Doctors will be told that they must measure up to the standards of competence, care and conduct set out in Good Medical Practice, a new edition of which is due to be approved by the council today. In particular, that means providing care and comfort, listening to patients and explaining matters to them, as well as treating their illnesses with knowledge and skill.
The new edition says that being registered as a doctor brings rights and privileges and if problems arise "these are the standards against which you will be judged." The previous edition said merely that it was providing guidance, not a set of rules.
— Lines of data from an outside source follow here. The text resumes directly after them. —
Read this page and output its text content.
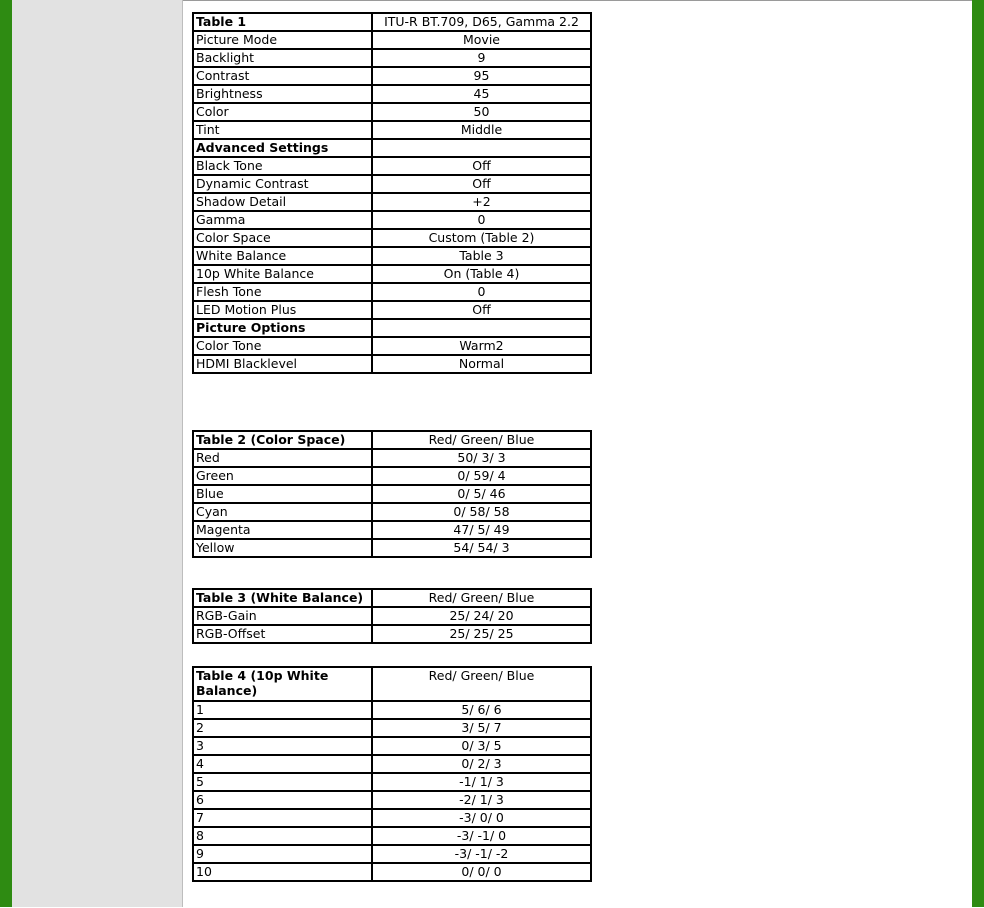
Table 1	ITU-R BT.709, D65, Gamma 2.2
Picture Mode	Movie
Backlight	9
Contrast	95
Brightness	45
Color	50
Tint	Middle
Advanced Settings	
Black Tone	Off
Dynamic Contrast	Off
Shadow Detail	+2
Gamma	0
Color Space	Custom (Table 2)
White Balance	Table 3
10p White Balance	On (Table 4)
Flesh Tone	0
LED Motion Plus	Off
Picture Options	
Color Tone	Warm2
HDMI Blacklevel	Normal
Table 2 (Color Space)	Red/ Green/ Blue
Red	50/ 3/ 3
Green	0/ 59/ 4
Blue	0/ 5/ 46
Cyan	0/ 58/ 58
Magenta	47/ 5/ 49
Yellow	54/ 54/ 3
Table 3 (White Balance)	Red/ Green/ Blue
RGB-Gain	25/ 24/ 20
RGB-Offset	25/ 25/ 25
Table 4 (10p White Balance)	Red/ Green/ Blue
1	5/ 6/ 6
2	3/ 5/ 7
3	0/ 3/ 5
4	0/ 2/ 3
5	-1/ 1/ 3
6	-2/ 1/ 3
7	-3/ 0/ 0
8	-3/ -1/ 0
9	-3/ -1/ -2
10	0/ 0/ 0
Sir Donald Irvine, president of the council, said there was a danger that with the onward march of science and technology the humanity of medicine was being forgotten: "For some doctors there is a pre-occupation with getting the science right. Listening to patients' concerns and feelings, offering explanations, answering questions - these are the facets we want to pay attention to."
He said developments such as the Internet would in some cases make patients more knowledgeable than their doctors. "It will put more power into the hands of patients. The question is how [the knowledge] is to be used. The fundamental point is the quality of the doctor patient relationship."
Good Medical Practice sets out doctors' duties to keep up to date, maintain patients' trust, and protect them from other doctors whose health or performance is a threat. It says when a patient suffers serious harm, the doctor should explain fully and honestly what has happened. In the case of a child, the parents should be told.
This part of the guidance follows a case in which family members were told by the courts that doctors had no legal obligation to tell them what had happened when their child died. Sir Donald said that under the new guidance those doctors would have been in breach of the professional code. "It recognises that doctors have wider professional and ethical responsibilities than the law requires them to have," he said.
First published in 1995, Sir Donald said Good Medical Practice set out what people could expect from doctors and was "the best thing the GMC has ever done". He said a "revolution" was under way with medical organisations seeking to introduce standards. "The job now is to get beyond the glossy brochure stage and make the statements stick and become embedded in practice. We are saying if there are departures from it, doctors will be held to account."
A survey of 800 doctors conducted for the GMC showed that while most agreed sanctions should be applied to doctors who abused their position or acted dishonestly, one-third disagreed that this was appropriate for doctors who failed to treat every patient politely, or to give them information in a way they understood. Sir Donald said: "The GMC seems closer to the public than the profession on that point."
The survey showed that only half the doctors had read Good Medical Practice. Professor Cyril Chantler, chairman of the council's standards committee, said ignorance would be no defence. "Whether or not one has read it, one will be judged by it."